Monday, November 19, 2012

Feelings All Over the Place: Adoption Update

Today my emotions have been all over the place.  I've gotten teary eyed too many times to count this morning.  You see I've been extremely busy planning for a very special day tomorrow.  Two and half years ago I was meeting two of our amazing children for the first time.

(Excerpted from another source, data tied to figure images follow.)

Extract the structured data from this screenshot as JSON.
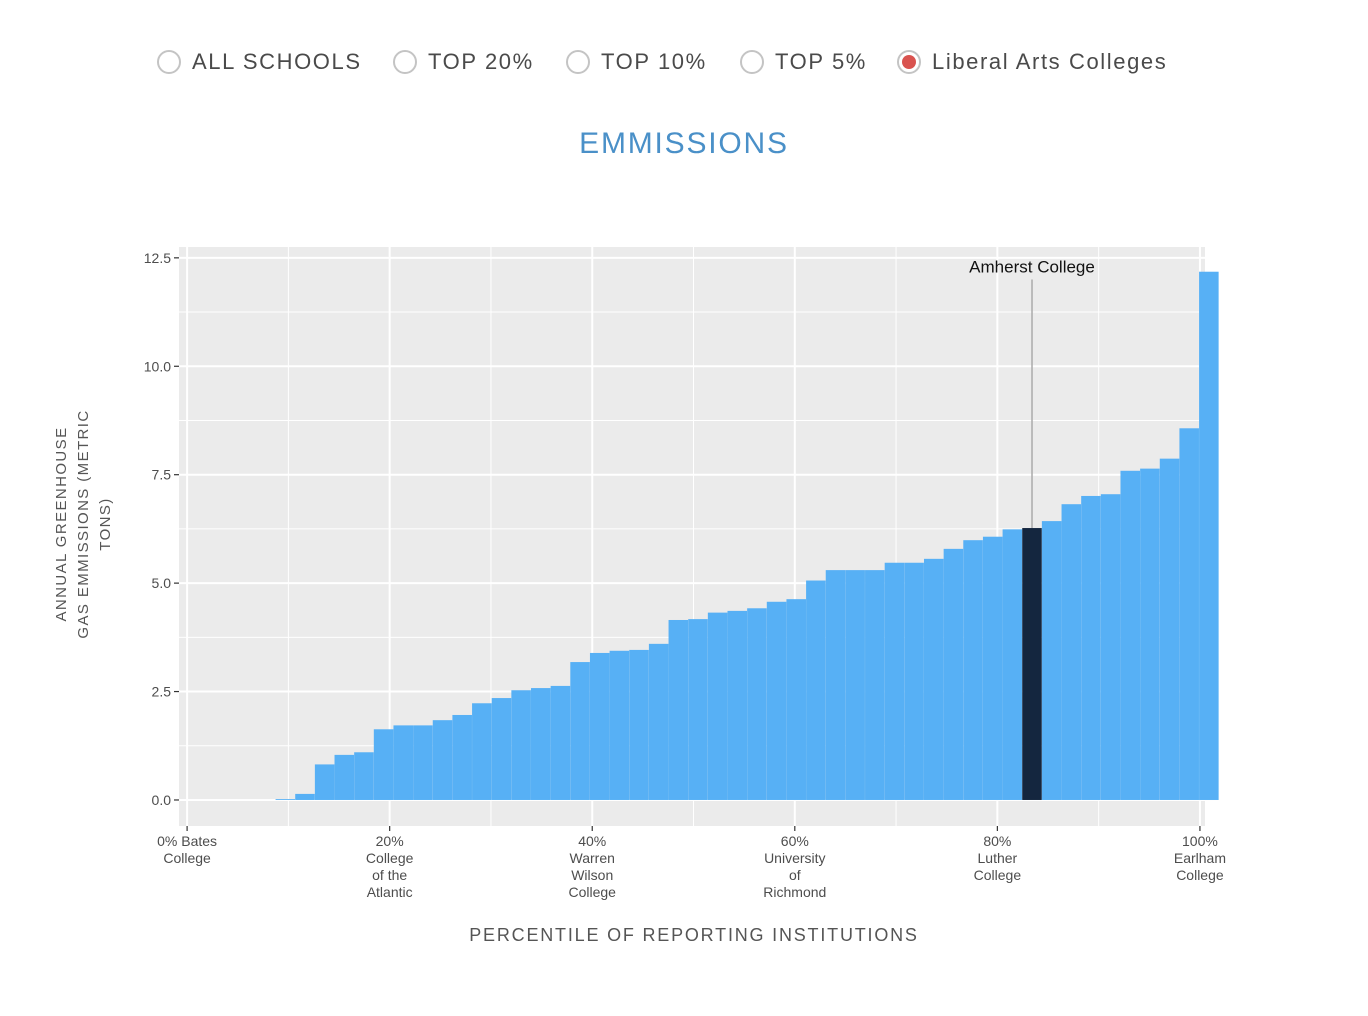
{
  "filters": {
    "options": [
      {
        "label": "ALL SCHOOLS",
        "selected": false
      },
      {
        "label": "TOP 20%",
        "selected": false
      },
      {
        "label": "TOP 10%",
        "selected": false
      },
      {
        "label": "TOP 5%",
        "selected": false
      },
      {
        "label": "Liberal Arts Colleges",
        "selected": true
      }
    ],
    "selected_color": "#d9534f"
  },
  "chart_title": "EMMISSIONS",
  "chart_data": {
    "type": "bar",
    "title": "EMMISSIONS",
    "xlabel": "PERCENTILE OF REPORTING INSTITUTIONS",
    "ylabel": "ANNUAL GREENHOUSE GAS EMMISSIONS (METRIC TONS)",
    "ylabel_lines": [
      "ANNUAL GREENHOUSE",
      "GAS EMMISSIONS (METRIC",
      "TONS)"
    ],
    "ylim": [
      -0.6,
      12.75
    ],
    "xlim": [
      -0.8,
      100.5
    ],
    "yticks": [
      0.0,
      2.5,
      5.0,
      7.5,
      10.0,
      12.5
    ],
    "ytick_labels": [
      "0.0",
      "2.5",
      "5.0",
      "7.5",
      "10.0",
      "12.5"
    ],
    "xticks": [
      {
        "x": 0,
        "lines": [
          "0% Bates",
          "College"
        ]
      },
      {
        "x": 20,
        "lines": [
          "20%",
          "College",
          "of the",
          "Atlantic"
        ]
      },
      {
        "x": 40,
        "lines": [
          "40%",
          "Warren",
          "Wilson",
          "College"
        ]
      },
      {
        "x": 60,
        "lines": [
          "60%",
          "University",
          "of",
          "Richmond"
        ]
      },
      {
        "x": 80,
        "lines": [
          "80%",
          "Luther",
          "College"
        ]
      },
      {
        "x": 100,
        "lines": [
          "100%",
          "Earlham",
          "College"
        ]
      }
    ],
    "bar_width": 1.93,
    "x": [
      0,
      1.94,
      3.88,
      5.82,
      7.76,
      9.7,
      11.64,
      13.58,
      15.52,
      17.46,
      19.4,
      21.34,
      23.28,
      25.22,
      27.16,
      29.1,
      31.04,
      32.98,
      34.92,
      36.86,
      38.8,
      40.74,
      42.68,
      44.62,
      46.56,
      48.5,
      50.44,
      52.38,
      54.32,
      56.26,
      58.2,
      60.14,
      62.08,
      64.02,
      65.96,
      67.9,
      69.84,
      71.78,
      73.72,
      75.66,
      77.6,
      79.54,
      81.48,
      83.42,
      85.36,
      87.3,
      89.24,
      91.18,
      93.12,
      95.06,
      97.0,
      98.94,
      100.88
    ],
    "values": [
      0.0,
      0.0,
      0.0,
      0.0,
      0.0,
      0.02,
      0.14,
      0.82,
      1.04,
      1.1,
      1.63,
      1.72,
      1.72,
      1.84,
      1.96,
      2.23,
      2.35,
      2.53,
      2.58,
      2.63,
      3.18,
      3.39,
      3.44,
      3.46,
      3.6,
      4.15,
      4.17,
      4.32,
      4.36,
      4.42,
      4.57,
      4.63,
      5.06,
      5.3,
      5.3,
      5.3,
      5.47,
      5.47,
      5.56,
      5.79,
      5.99,
      6.07,
      6.24,
      6.27,
      6.43,
      6.82,
      7.01,
      7.05,
      7.59,
      7.64,
      7.87,
      8.57,
      12.18
    ],
    "highlight_index": 43,
    "highlight_label": "Amherst College",
    "colors": {
      "bar": "#57b0f5",
      "highlight": "#14263f",
      "panel": "#ebebeb",
      "grid": "#ffffff",
      "annotation_line": "#aaaaaa"
    },
    "grid": true
  }
}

I remember walking into a McDonald's nervous as I could be.  Scott was at work and was meeting me at home in a few hours.  As I opened the door to the play place, a fiesty little boy bounced right past me.  I still remember the way he looked back then. His big eyes all lit up and that infectous grin.  It's crazy to think he was 3 1/2 ...the same age his sister is now.  He was so excited to be playing and doing just about anything. I walked over to the table where the other foster mother and her two girls were.  There in the highchair was the sweetest little bundle.  I remember thinking she was soo tiny.  She was very serious and definitely examining me to see what she thought.  When I picked her up, she wrapped her teensy little legs around my waist like a little monkey.  It was so precious.  She didn't have much hair, but one little fountain on top sticking straight up.  I packed them up for our overnight visit and felt butterflies.  I had never been a mother before.  And here were these two precious children who had been through so much already.  Would I be good enough for them?  Would they grow to love me?  and the biggest question that plagued me that day and the 2 1/2 years to follow that one....Would they be forever ours?

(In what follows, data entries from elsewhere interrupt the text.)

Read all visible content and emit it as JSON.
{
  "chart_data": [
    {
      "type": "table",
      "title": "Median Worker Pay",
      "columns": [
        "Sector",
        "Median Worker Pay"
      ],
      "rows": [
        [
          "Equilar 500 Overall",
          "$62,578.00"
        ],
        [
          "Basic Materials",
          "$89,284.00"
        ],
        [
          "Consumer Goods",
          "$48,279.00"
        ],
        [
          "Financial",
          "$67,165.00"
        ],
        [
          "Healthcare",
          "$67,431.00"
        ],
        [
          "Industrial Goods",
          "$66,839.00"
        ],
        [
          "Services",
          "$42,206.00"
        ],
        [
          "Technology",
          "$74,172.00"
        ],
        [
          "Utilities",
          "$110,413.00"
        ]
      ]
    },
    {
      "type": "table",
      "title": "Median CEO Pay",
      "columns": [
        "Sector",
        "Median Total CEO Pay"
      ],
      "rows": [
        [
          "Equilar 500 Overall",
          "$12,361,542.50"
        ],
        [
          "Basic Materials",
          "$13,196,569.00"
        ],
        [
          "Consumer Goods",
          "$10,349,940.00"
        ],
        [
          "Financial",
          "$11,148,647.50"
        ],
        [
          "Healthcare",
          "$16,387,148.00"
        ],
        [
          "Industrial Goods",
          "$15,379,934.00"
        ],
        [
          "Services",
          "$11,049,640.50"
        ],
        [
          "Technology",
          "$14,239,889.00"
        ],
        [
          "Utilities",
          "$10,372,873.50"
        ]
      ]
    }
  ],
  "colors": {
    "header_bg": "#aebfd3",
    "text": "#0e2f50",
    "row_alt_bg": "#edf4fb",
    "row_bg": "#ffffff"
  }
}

Tomorrow at eleven, that question will be answered.  YES!!! After all the fears, anxieties and hardships in adopting our two oldest children....it's happening.  We are more than excited and overwhelmed with thankfulness to the Lord for this gift.  I sort of feel like I'm going into labor tomorrow.  There are so many feelings and emotions going through my head today.  I cannot wait to share out sweet little faces tomorrow without any of those stupid hearts over them.  I know you'll love them, just the same as us.


1 comments:

Erica and Nate said...

wow, so so exciting!! What an awesome event right before Thanksgiving. So happy for you.